Adrian's Xen Hackery
Overview
This page is intended as a set of informal notes about my foray into FreeBSD/Xen. Just to clarify:
- Don't email me directly about this stuff; email the freebsd-xen mailing list @ freebsd.org ;
- I'm not being paid for this (at all!) and this is all very much personally motivated, so please don't demand help from me because you can't get it to work. Just email the freebsd-xen mailing list and see if people (me included) are available to give you a hand;
- I'm using FreeBSD-current so I can push fixes and improvements into the upcoming FreeBSD 8.0-RELEASE - no, I'm not currently using the 7.x or 6.3 Xen branches so please don't ask why things don't work if you're using those versions!;
- This stuff can and will change frequently;
- And FreeBSD/Xen is still under development.
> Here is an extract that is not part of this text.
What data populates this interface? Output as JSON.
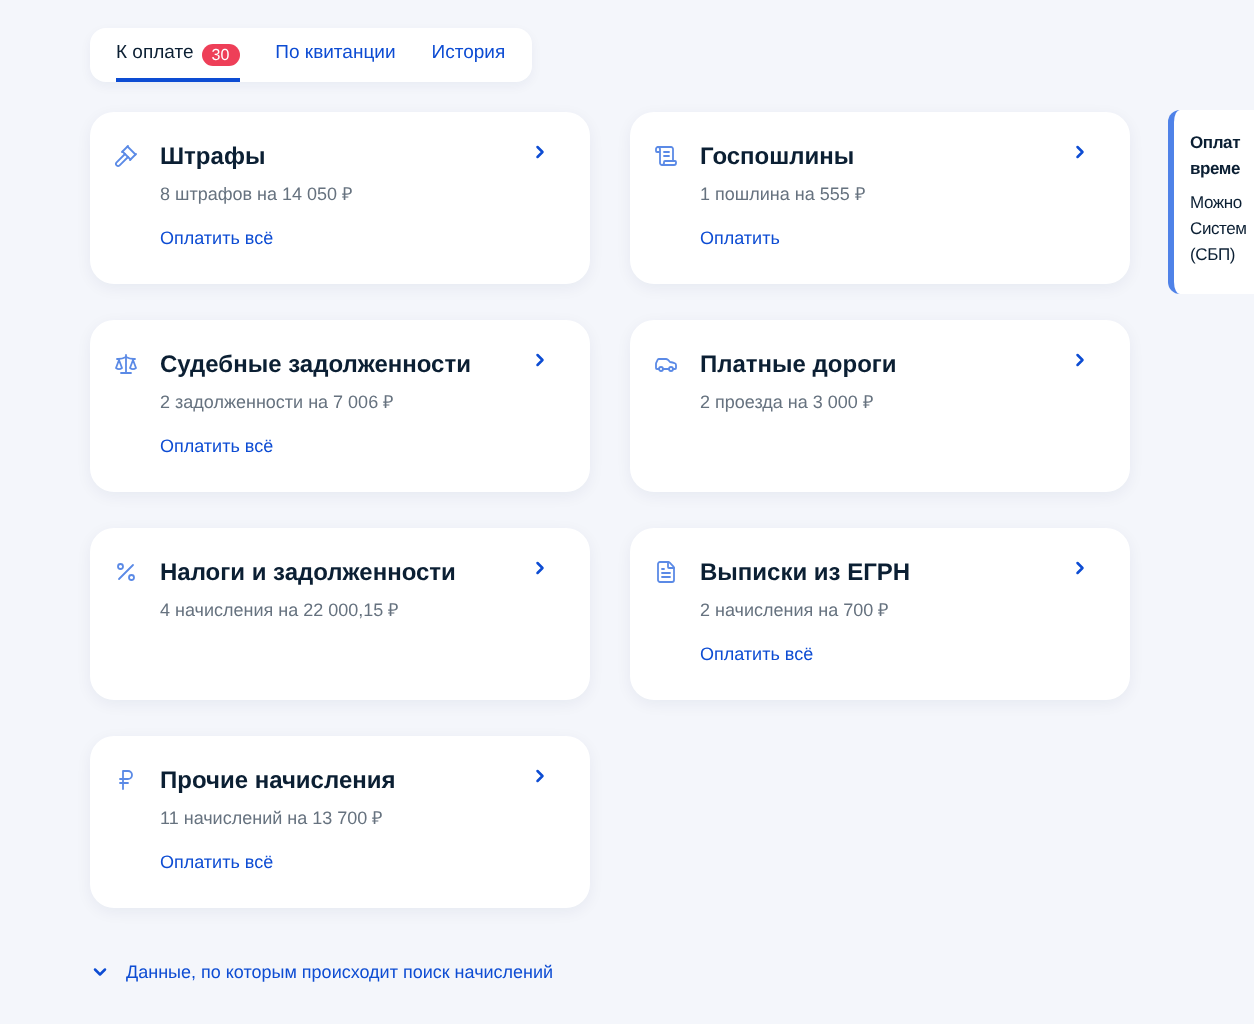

If you'd like to talk to someone about commercial FreeBSD/Xen improvements, the man to talk to is Kip Macy. He's done the bulk of the FreeBSD/Xen port. I'm just trying to coax it to work.
Background
I've been attempting to make FreeBSD/Xen (under FreeBSD-current) work. My test environment is a CentOS 5.3 i386 server, single CPU AMD XP 2000+ with 2GB of RAM.
My commercial hosting services use Xen and Linux virtual domains. I'd like to eventually make all of this work well enough to offer stable FreeBSD Xen virtual domains on the same platform but as I said above, this is all by and large personal interest at the moment.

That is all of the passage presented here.